Sage Weil [Wed, 12 Jun 2013 02:27:01 +0000 (19:27 -0700)]
msg/DispatchQueue: do not discard queued events on stop
When the shutdown/stop flag is set, continue to work through the queue.
Process events, but discard messages. This avoids the loss of reset events
on shutdown that are necessary to clean up ref cycles.
Sage Weil [Tue, 11 Jun 2013 23:44:05 +0000 (16:44 -0700)]
msgr: queue reset exactly once on any connection
Use the atomic pipe link removal as a signal that we are the one failing
the con and use that to queue the reset event.
This fixes the case where we have an open, the session gets set up via the
handle_accept callback, and then race with another connection and go into
wait + close, or just close. In that case, fault() needs to queue a reset
event to match the accept.
Sage Weil [Mon, 10 Jun 2013 03:21:49 +0000 (20:21 -0700)]

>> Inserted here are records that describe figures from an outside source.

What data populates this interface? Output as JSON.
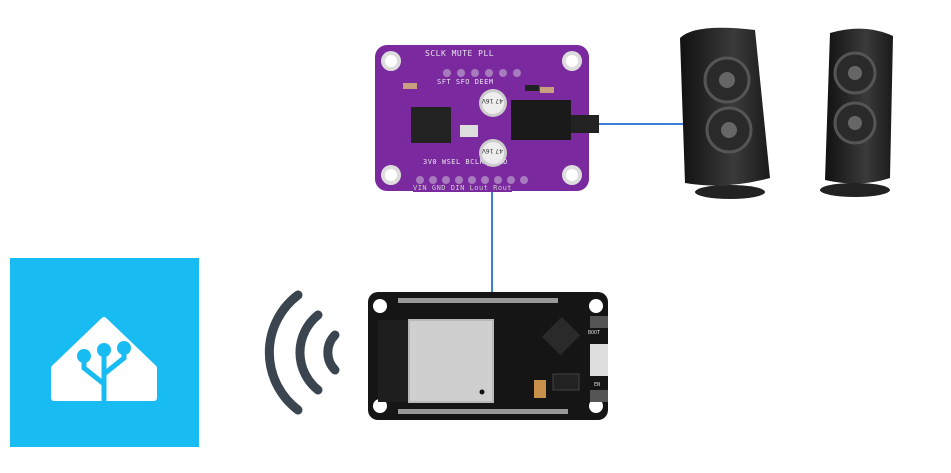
{
  "colors": {
    "wire": "#3b7dd8",
    "dac_board": "#7a2a9e",
    "esp_board": "#151515",
    "home_assistant": "#18bcf2",
    "wifi": "#3a4550"
  },
  "dac_board": {
    "top_row1": "SCLK MUTE PLL",
    "top_row2": "SFT  SFO DEEM",
    "bottom_row1": "3V0 WSEL BCLK AGND",
    "bottom_row2": "VIN GND  DIN Lout Rout",
    "cap_label": "47 16V"
  },
  "esp_board": {
    "boot_label": "BOOT",
    "en_label": "EN"
  },
  "icons": [
    "home-assistant-logo",
    "wifi-icon",
    "speaker-icon"
  ]
}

msgr: use ConnectionRef throughout
Make RefCountedObject a private parent of Connection so that users are
forced to use ConnectionRef whenever references are taken.
Many methods can still take a raw Connection* when they are using the
caller's reference but not taking their own; this is cheaper than
twiddling the reference count, and the lifetime is still well defined.
Local variables generally use ConnectionRef, though.
Loic Dachary [Thu, 13 Jun 2013 06:53:26 +0000 (08:53 +0200)]
add apt-get update to installation instructions
Without apt-get update the repository added to the sources.list is not taken into consideration and an older version of ceph-deploy is going to be installed.
Dan Mick [Thu, 13 Jun 2013 01:08:17 +0000 (18:08 -0700)]
ceph, mon/OSDMonitor: fix up osd crush commands for <osd.N> or <N>
The new parsing code had been trying to allow flexibility for the
'old form' commands (where id could be different from N in osd.N),
but also accept 'new form' commands. The new rule is that where
there's an OSD specified in the osd crush command, it is of type
CephOsdName, which can be an id *or* 'osd.<id>', but not both.
Pass CephOsdName as int64_t 'id' for convenience in mon code
Signed-off-by: Dan Mick <dan.mick@inktank.com> Reviewed-by: Sage Weil <sage@inktank.com>
Sage Weil [Wed, 12 Jun 2013 23:36:21 +0000 (16:36 -0700)]
mon/MonClient: send commands to a specific monitor
This implementation is limited: we direct our command by reopening
a session with the specific monitor. If there is more than one of these
queued we will fail to reach either.